9条信者の大きな矛盾
日本国憲法の第9条の2項にはこう記されている。
「前項の目的を達成するために、陸海空軍その他の戦力は、これを保持しない。国の交戦権は、これを認めない。」
つまり、日本は武力を全く以て放棄しろ、という条文である。バカバカしい話だが、今の我が国にはこの条文を信奉し、またこの条文のおかげで、現在の日本の平和が成り立っていると、声高に叫ぶ人がいる。
そのような人々を私は、「9条信者」と呼ぶ。
9条信者の特徴として、9条2項を信奉する他に、戦前戦中の日本を否定しがちであり、また大東亜戦争において、国のために戦った英霊たちを「無駄死にであった」と評する癖がある。
だが、ここでおかしなことに気づく。英霊たちの死が「無駄死に」であったのならば、こんな条文を書き加えただろうか。
ご存知の通り、この日本国憲法は敗戦後の日本にて、占領政策を敷いた連合国軍総司令部(以下、GHQ)によって草案が作成された。
GHQの職員の大半は、アメリカ人であり、その中には米国軍人もいた。

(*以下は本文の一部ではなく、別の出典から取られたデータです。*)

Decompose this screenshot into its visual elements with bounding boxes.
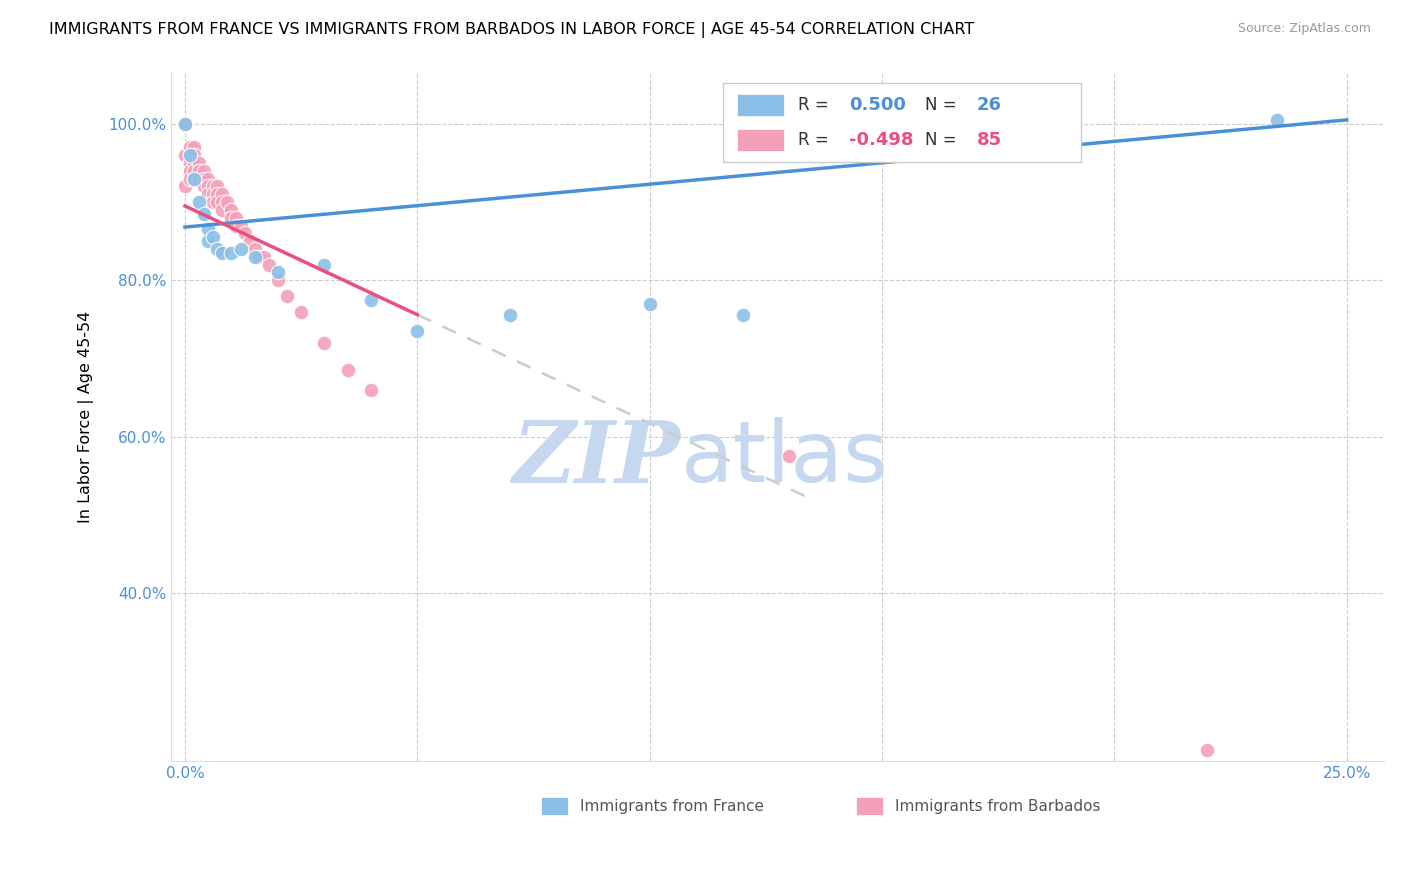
FancyBboxPatch shape: [738, 129, 783, 152]
Text: Immigrants from Barbados: Immigrants from Barbados: [896, 798, 1101, 814]
Point: [1197, 742, 1219, 756]
Text: ZIP: ZIP: [513, 417, 681, 500]
Point: [253, 250, 276, 264]
Point: [197, 234, 219, 248]
Y-axis label: In Labor Force | Age 45-54: In Labor Force | Age 45-54: [79, 311, 94, 524]
Point: [247, 250, 270, 264]
Point: [174, 179, 197, 194]
Point: [174, 148, 197, 162]
Point: [187, 156, 209, 170]
Point: [229, 242, 252, 256]
Point: [183, 156, 205, 170]
Point: [267, 265, 290, 279]
Text: N =: N =: [925, 96, 962, 114]
Point: [193, 179, 215, 194]
Point: [243, 250, 266, 264]
Text: N =: N =: [925, 131, 962, 149]
Text: atlas: atlas: [681, 417, 889, 500]
Point: [183, 171, 205, 186]
Point: [499, 309, 522, 323]
Point: [314, 335, 336, 350]
Point: [197, 179, 219, 194]
Point: [336, 363, 359, 377]
Point: [187, 163, 209, 178]
Point: [207, 179, 229, 194]
Point: [225, 211, 247, 225]
Point: [197, 171, 219, 186]
Point: [179, 148, 201, 162]
Text: Source: ZipAtlas.com: Source: ZipAtlas.com: [1237, 22, 1371, 36]
Point: [183, 148, 205, 162]
Point: [211, 202, 233, 217]
Point: [207, 242, 229, 256]
Point: [267, 273, 290, 287]
Point: [290, 304, 312, 318]
Point: [360, 293, 382, 307]
Point: [179, 156, 201, 170]
Point: [221, 246, 243, 260]
Point: [211, 195, 233, 210]
Point: [187, 195, 209, 210]
Point: [638, 297, 661, 311]
Point: [183, 140, 205, 154]
Point: [207, 195, 229, 210]
Point: [239, 234, 262, 248]
Point: [193, 207, 215, 221]
Text: R =: R =: [799, 131, 834, 149]
Text: R =: R =: [799, 96, 834, 114]
Point: [211, 246, 233, 260]
Point: [174, 117, 197, 131]
Point: [179, 148, 201, 162]
FancyBboxPatch shape: [541, 797, 568, 814]
Text: 0.500: 0.500: [849, 96, 905, 114]
Point: [179, 171, 201, 186]
Point: [183, 171, 205, 186]
Point: [207, 187, 229, 202]
Text: 85: 85: [976, 131, 1001, 149]
Text: Immigrants from France: Immigrants from France: [579, 798, 763, 814]
Text: 26: 26: [976, 96, 1001, 114]
Point: [276, 289, 298, 303]
Point: [778, 450, 800, 464]
Point: [406, 324, 429, 338]
Point: [225, 219, 247, 233]
Point: [731, 309, 754, 323]
Point: [360, 383, 382, 397]
Point: [215, 195, 238, 210]
FancyBboxPatch shape: [738, 95, 783, 117]
Point: [201, 187, 224, 202]
Point: [243, 242, 266, 256]
Point: [197, 222, 219, 236]
Text: IMMIGRANTS FROM FRANCE VS IMMIGRANTS FROM BARBADOS IN LABOR FORCE | AGE 45-54 CO: IMMIGRANTS FROM FRANCE VS IMMIGRANTS FRO…: [49, 22, 974, 38]
Point: [221, 202, 243, 217]
FancyBboxPatch shape: [856, 797, 883, 814]
Point: [235, 227, 257, 241]
Point: [201, 230, 224, 244]
Point: [174, 117, 197, 131]
Point: [314, 258, 336, 272]
Point: [211, 187, 233, 202]
Point: [174, 117, 197, 131]
Point: [193, 163, 215, 178]
Point: [1265, 112, 1288, 127]
Point: [187, 171, 209, 186]
Point: [257, 258, 280, 272]
FancyBboxPatch shape: [723, 83, 1081, 162]
Text: -0.498: -0.498: [849, 131, 914, 149]
Point: [221, 211, 243, 225]
Point: [201, 179, 224, 194]
Point: [193, 171, 215, 186]
Point: [229, 219, 252, 233]
Point: [197, 187, 219, 202]
Point: [183, 163, 205, 178]
Point: [179, 163, 201, 178]
Point: [179, 140, 201, 154]
Point: [201, 195, 224, 210]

つまり対日戦争がどのようなものであったかを知る人間も多数いたということだ。
しつこいようだが、英霊の死が「無駄死に」であれば、このような条文は必要なかったであろう。なぜGHQは日本の武力を削いだのか。
簡単な話である。日本軍の恐怖が脳裏に焼きついているためだ。皆さんもご存知だと思うが、大東亜戦争末期の「硫黄島の戦い」や「沖縄戦」における、日本兵の戦いは凄まじいものであった。我が国を守らんとする若人が凄まじい形相で、自らの命をかなぐり捨て、米兵に向かっていった。アメリカ側からすれば戦には勝ったものの、とてつもない恐怖が脳裏に焼きついただろう。
「再び日本が軍備を整えれば、次はない。」
硫黄島や沖縄での戦いを知る、米国軍人はそう思い、日本の武力を放棄させたのだろう。
少なくとも、9条信者からすれば英霊たちの死は「無駄死に」ではなかろう。信者たちが信奉する「日本国憲法第9条第2項」という「平和の呪文」は、英霊たちの凄まじい戦いの果てに生まれたものだからだ。
9条信者こそ、本来であれば、9条が生まれた所以である英霊たちに感謝せねばならないはずだ。しかし9条信者であればあるほど、英霊たちの戦いを否定し、なかったことにする。
9条信者がこの大きな矛盾に気づく時は、同時に日本国憲法第9条第2項という「偽の平和の呪文」を信奉することをやめた時であろう。